Yazar, kullanıcıların tasarımcılardan kaynaklanan hatalardan dolayı, kendini suçlama sorununa önemli bir bakış açısı kazandırmış. Kullanıcılara hatadan dolayı kendini suçlama tasarımcıyı suçla diyor. Mühendisler cihaz veya ürünle ilgili talimatları verdikten sonra kullanıcılara yapmaları gereken şeyleri söyledikleri için rahattırlar. Kullanıcılar ise ne yapılması gerektiğini bildikleri halde hata yaparlar ve faturayı kendilerine keserler. Operatör ve teknisyenler için de durum aynıdır. Sistemi kullanırken hata yapabilirler. Önemli kazalar olduğunda herkes suçu insan hatasına bağlar ve sorumlular cezalandırılır. Yasalar hazırdır, müdürler rahattır, operatörler hata yapmışlardır. Cezalandırılmaları gerekir. Yazar buna doğrudan karşı çıkıyor. İnsan hatası kötü tasarımın sonucudur ve bunlara sistem hatası denmesi gerekiyor diyor. Ben de bu noktada katılıyorum. Aklıma yakın zamanda gerçekleşen tren kazası geldi.

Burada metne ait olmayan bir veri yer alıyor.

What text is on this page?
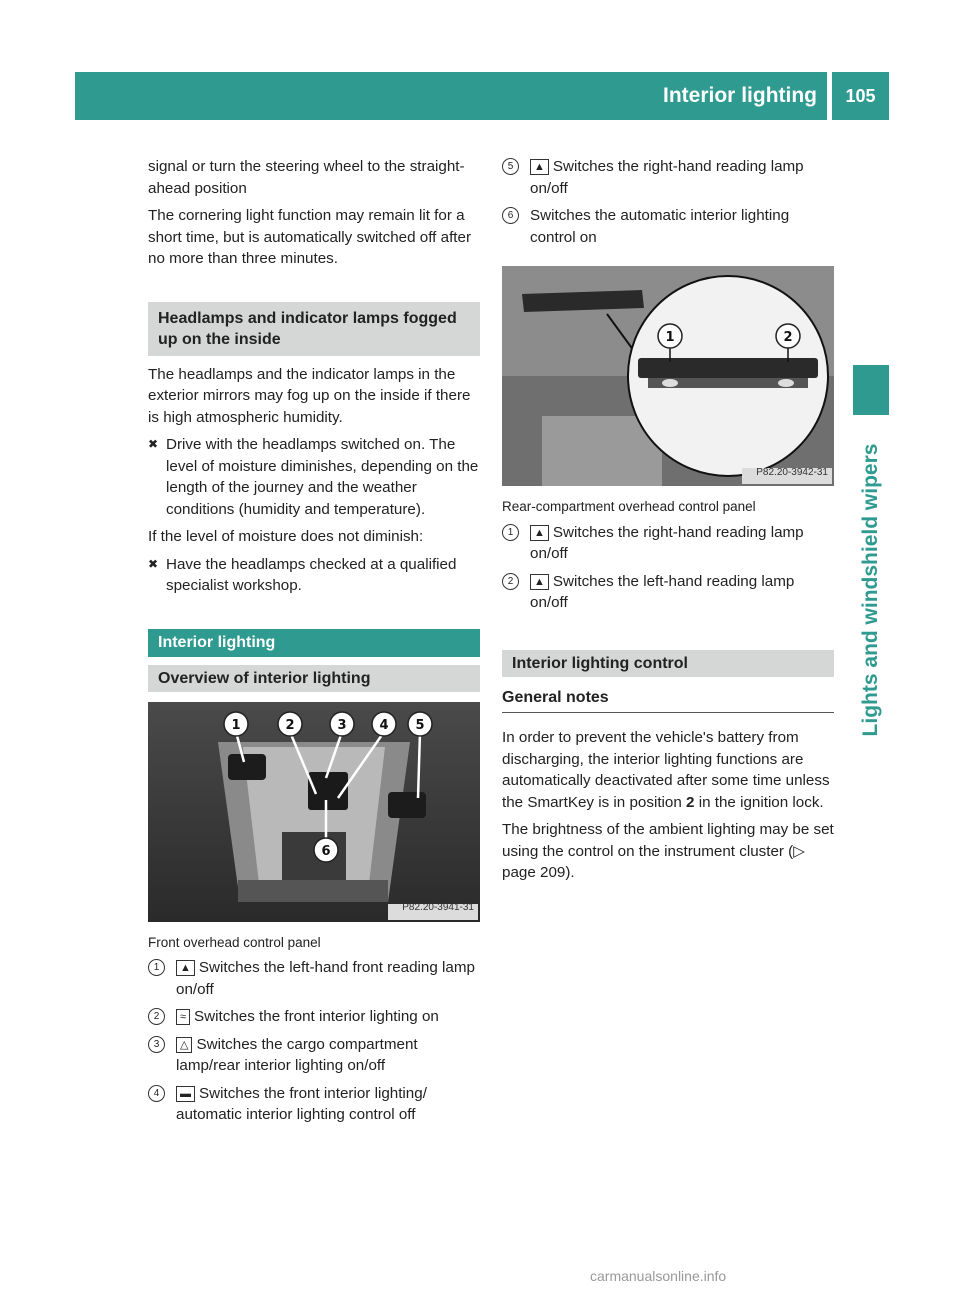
Interior lighting	105
Lights and windshield wipers

signal or turn the steering wheel to the straight-ahead position

The cornering light function may remain lit for a short time, but is automatically switched off after no more than three minutes.

Headlamps and indicator lamps fogged up on the inside

The headlamps and the indicator lamps in the exterior mirrors may fog up on the inside if there is high atmospheric humidity.

✖ Drive with the headlamps switched on. The level of moisture diminishes, depending on the length of the journey and the weather conditions (humidity and temperature).

If the level of moisture does not diminish:

✖ Have the headlamps checked at a qualified specialist workshop.
Interior lighting
Overview of interior lighting
1	2	3	4 5
6
P82.20-3941-31
Front overhead control panel
1	▲ Switches the left-hand front reading lamp on/off
2	≈ Switches the front interior lighting on
3	△ Switches the cargo compartment lamp/rear interior lighting on/off
4	▬ Switches the front interior lighting/ automatic interior lighting control off
5	▲ Switches the right-hand reading lamp on/off
6	Switches the automatic interior lighting control on
1	2
P82.20-3942-31
Rear-compartment overhead control panel
1	▲ Switches the right-hand reading lamp on/off
2	▲ Switches the left-hand reading lamp on/off
Interior lighting control
General notes

In order to prevent the vehicle's battery from discharging, the interior lighting functions are automatically deactivated after some time unless the SmartKey is in position 2 in the ignition lock.

The brightness of the ambient lighting may be set using the control on the instrument cluster (▷ page 209).

carmanualsonline.info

Benzer şekilde makasçı, operatör vs. kim varsa hatalı olarak kabul edildi. Otomasyon sistemi tarafından yapılması gereken makas değiştirme işi, orada o işi yapan makasçıdan bağımsız, hata yapabilen insana verildiği için suçlu makasçı olamaz. Burada “neden sistem tek bir kişinin tek bir ediminin yıkıma yol açacağı biçimde tasarlanmıştır?”. “Güçlü yanımız esneklik ve yaratıcılığımızda, ilk kez karşılaştığımız sorunlara çözüm bulabilmemizdedir. Yaratıcıyız, düş gücümüz yüksek; mekanik ve kesin değiliz. Makineler doğruluk ve kesinlik gerektirir; insanlar gerektirmez. Ayrıca kesin ve tam doğru girdi sağlamakta özellikle kötüyüz. Öyleyse neden hep böyle olmamız istenir? Neden makinelerin gereksinimlerini insanlarınkinden üstün tutarız?” sorularını yazarla birlikte sormak gerekiyor.
“İnsan Hatası mı? Hayır Kötü Tasarım” bölümü hatalarla ilgili daha ayrıntılı bilgiler veriyor. Suçla ve cezalandır sistemi makasçı örneğinde olduğu gibi insanları iyi hissettirebilir ama sorunları çözmez. Aynı hata başka makasçıyla, başka makinistle ve başka operatörle tekrarlanır durur. O nedenle yazar hataların köküne inmeyi tasarımı güzelleştirmeyi tavsiye ediyor. “Sistem hata yapmamıza izin veriyorsa kötü tasarlanmıştır. Sistem hata yapmamızı tetikliyorsa çok kötü tasarlanmıştır.”
Kitapta sevmediğim yerler de yok değil. Bazı sayfalarda sürekli aynı şeyleri okuyormuşum gibi hissettim. Bunun dışında çok başarılı bir yapıt olmuş.